Following the Corsican general’s life from his childhood in Brienne military academy to leading Revolutionary French forces to invade Italy, French director Abel Gance (who himself has a brief role) had already utilised frame-by-frame montages to unforgettable effect in La Roue. Napoleon uses that and so much more to convey a story of a man and country who change more in a few years than most ever will in their whole lives. And Gance’s camera can’t contain its excitement at all the momentousness. The film’s most obvious claim to fame is its outrageously wide triptych, 4:1 aspect ratio of the final scenes in Italy. Gance literally shot three 1.33:1 frames side-by-side to achieve an image wider than 70mm and Cinerama would achieve.
The film’s versatility of camera placement, movement and angles is stunning for its time; almost any major scene could be held up as an all-timer: the thrilling deep staging and multiple exposures during the opening snowball fight; the rapturous birth of La Marseillaise; the horseback chase sequence whose clarity outmatches much modern action filmed today; the intercutting of Napoleon stuck at sea and the camera swooping over a chaotic Convention. What’s astonishing is that Gance intended the film to be just one of a six-part saga detailing the whole of Napoleon’s life; the foreshadowing of his eventual exile to Saint Helena can be seen in an early classroom scene. Although those plans were abandoned due to their sheer budgetary weight, the reputation of Gance and his film has continued to grow.

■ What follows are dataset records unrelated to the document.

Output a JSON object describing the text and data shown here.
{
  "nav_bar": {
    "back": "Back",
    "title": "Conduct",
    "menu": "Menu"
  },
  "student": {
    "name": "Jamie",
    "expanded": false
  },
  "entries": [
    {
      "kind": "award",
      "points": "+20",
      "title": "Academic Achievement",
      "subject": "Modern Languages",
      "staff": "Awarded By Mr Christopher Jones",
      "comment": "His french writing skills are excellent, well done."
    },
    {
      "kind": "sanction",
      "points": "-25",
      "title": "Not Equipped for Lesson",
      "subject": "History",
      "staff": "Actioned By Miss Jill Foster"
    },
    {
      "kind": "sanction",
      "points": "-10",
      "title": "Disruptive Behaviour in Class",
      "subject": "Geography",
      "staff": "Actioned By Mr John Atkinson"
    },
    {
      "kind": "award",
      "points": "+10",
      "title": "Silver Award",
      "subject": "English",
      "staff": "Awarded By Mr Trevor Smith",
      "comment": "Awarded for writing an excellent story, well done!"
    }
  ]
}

The sheer scale of Napoleon’s life and achievement also overcame Stanley Kubrick’s own designs for one film about him, after all. The film’s other great asset is how it presents Napoleon’s ambitions as resolutely personal. Ensuring to derive most of its intertitles from historical sources, Napoleon is shown at best to be a reluctant man of the people; he wants the best for France but refuses to indulge its citizens’ whims. Just look at how Gance uses red tint and flashing shadow to drape Napoleon in revolutionary violence he cannot bring himself to support; the irony of the mob killing to obtain human rights is bitter indeed. Look as well to the scene much later on when Napoleon addresses the empty Convention chamber, in cold blue tint, with his vision for Europe. That vision and the man’s strength of ideals means he rises above the political greed detailed in the film to becomes France’s great hope.

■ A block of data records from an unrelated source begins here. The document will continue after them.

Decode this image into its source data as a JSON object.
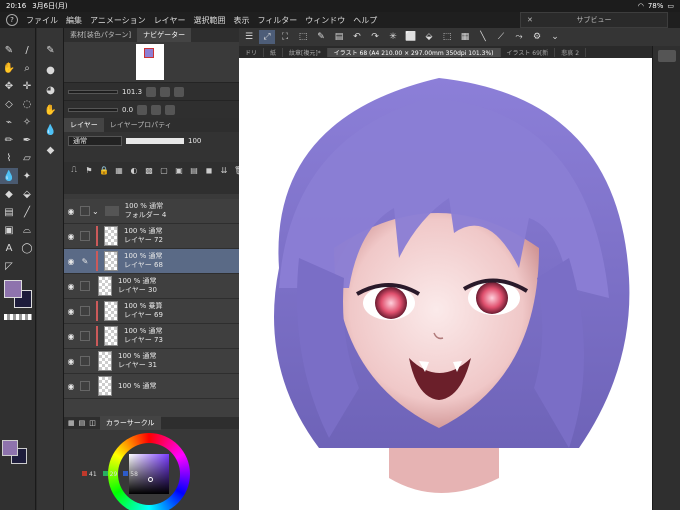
{
  "status": {
    "time": "20:16",
    "date": "3月6日(月)",
    "battery": "78%"
  },
  "menu": [
    "ファイル",
    "編集",
    "アニメーション",
    "レイヤー",
    "選択範囲",
    "表示",
    "フィルター",
    "ウィンドウ",
    "ヘルプ"
  ],
  "subview": {
    "title": "サブビュー"
  },
  "panels": {
    "top_tabs": [
      "素材[装色パターン]",
      "ナビゲーター"
    ],
    "nav_zoom": "101.3",
    "nav_rotate": "0.0",
    "layer_tabs": [
      "レイヤー",
      "レイヤープロパティ"
    ],
    "blend_mode": "通常",
    "opacity": "100"
  },
  "layers": [
    {
      "percent_mode": "100 % 通常",
      "name": "フォルダー 4",
      "type": "folder"
    },
    {
      "percent_mode": "100 % 通常",
      "name": "レイヤー 72"
    },
    {
      "percent_mode": "100 % 通常",
      "name": "レイヤー 68",
      "selected": true
    },
    {
      "percent_mode": "100 % 通常",
      "name": "レイヤー 30"
    },
    {
      "percent_mode": "100 % 乗算",
      "name": "レイヤー 69"
    },
    {
      "percent_mode": "100 % 通常",
      "name": "レイヤー 73"
    },
    {
      "percent_mode": "100 % 通常",
      "name": "レイヤー 31"
    },
    {
      "percent_mode": "100 % 通常",
      "name": ""
    }
  ],
  "color_panel": {
    "tab": "カラーサークル",
    "r": "41",
    "g": "29",
    "b": "58"
  },
  "doc_tabs": [
    "ドリ",
    "紙",
    "紋章[複元]*",
    "イラスト 68 (A4 210.00 × 297.00mm 350dpi 101.3%)",
    "イラスト 69[新",
    "悲哀 2"
  ],
  "colors": {
    "main": "#8e73ad",
    "sub": "#1d1c3b",
    "accent": "#5a6a86"
  }
}
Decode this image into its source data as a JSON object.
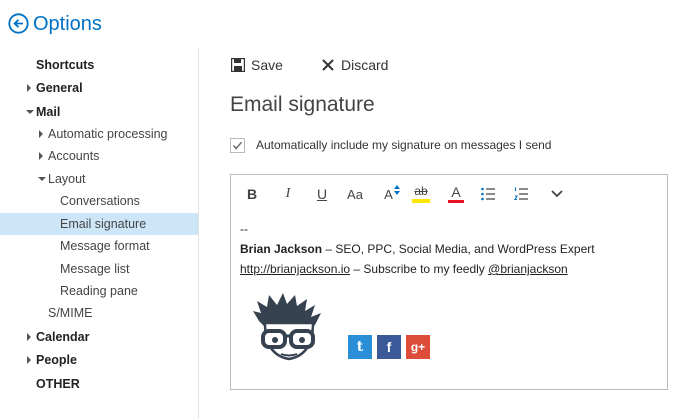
{
  "header": {
    "title": "Options"
  },
  "sidebar": {
    "items": [
      {
        "label": "Shortcuts"
      },
      {
        "label": "General"
      },
      {
        "label": "Mail"
      },
      {
        "label": "Automatic processing"
      },
      {
        "label": "Accounts"
      },
      {
        "label": "Layout"
      },
      {
        "label": "Conversations"
      },
      {
        "label": "Email signature"
      },
      {
        "label": "Message format"
      },
      {
        "label": "Message list"
      },
      {
        "label": "Reading pane"
      },
      {
        "label": "S/MIME"
      },
      {
        "label": "Calendar"
      },
      {
        "label": "People"
      },
      {
        "label": "OTHER"
      }
    ],
    "selected": "Email signature"
  },
  "toolbar": {
    "save_label": "Save",
    "discard_label": "Discard"
  },
  "main": {
    "title": "Email signature",
    "auto_include_label": "Automatically include my signature on messages I send",
    "auto_include_checked": true
  },
  "editor": {
    "format_buttons": {
      "bold": "B",
      "italic": "I",
      "underline": "U",
      "font_size": "Aa",
      "grow_font": "A",
      "highlight": "ab",
      "font_color": "A"
    },
    "highlight_color": "#ffe600",
    "font_color_swatch": "#e81123",
    "signature": {
      "dashes": "--",
      "name": "Brian Jackson",
      "tagline": " – SEO, PPC, Social Media, and WordPress Expert",
      "link": "http://brianjackson.io",
      "subscribe": " – Subscribe to my feedly ",
      "handle": "@brianjackson"
    },
    "social": {
      "twitter": "t",
      "facebook": "f",
      "googleplus": "g+"
    }
  },
  "colors": {
    "accent": "#0072c6",
    "selected_bg": "#cde6f7",
    "twitter": "#2a8fd6",
    "facebook": "#3b5998",
    "googleplus": "#dd4b39"
  }
}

At the heart of all these great scenes lies a great central performance. Albert Dieudonné’s measured expressions and fierce gaze give Napoleon the exact authority and self-belief required to portray a man able to move hostile crowds to his point of view. Backed up by yet another incomparable Carl Davis score, you can feel the weight of history throughout. Metropolis, another 1927 silent film rescued from half-complete obscurity, is clearly a more prominent film than Napoleon but where it remains an influential triumph of design, Napoleon is arguably the more cinematically engaging and innovative creation from that year.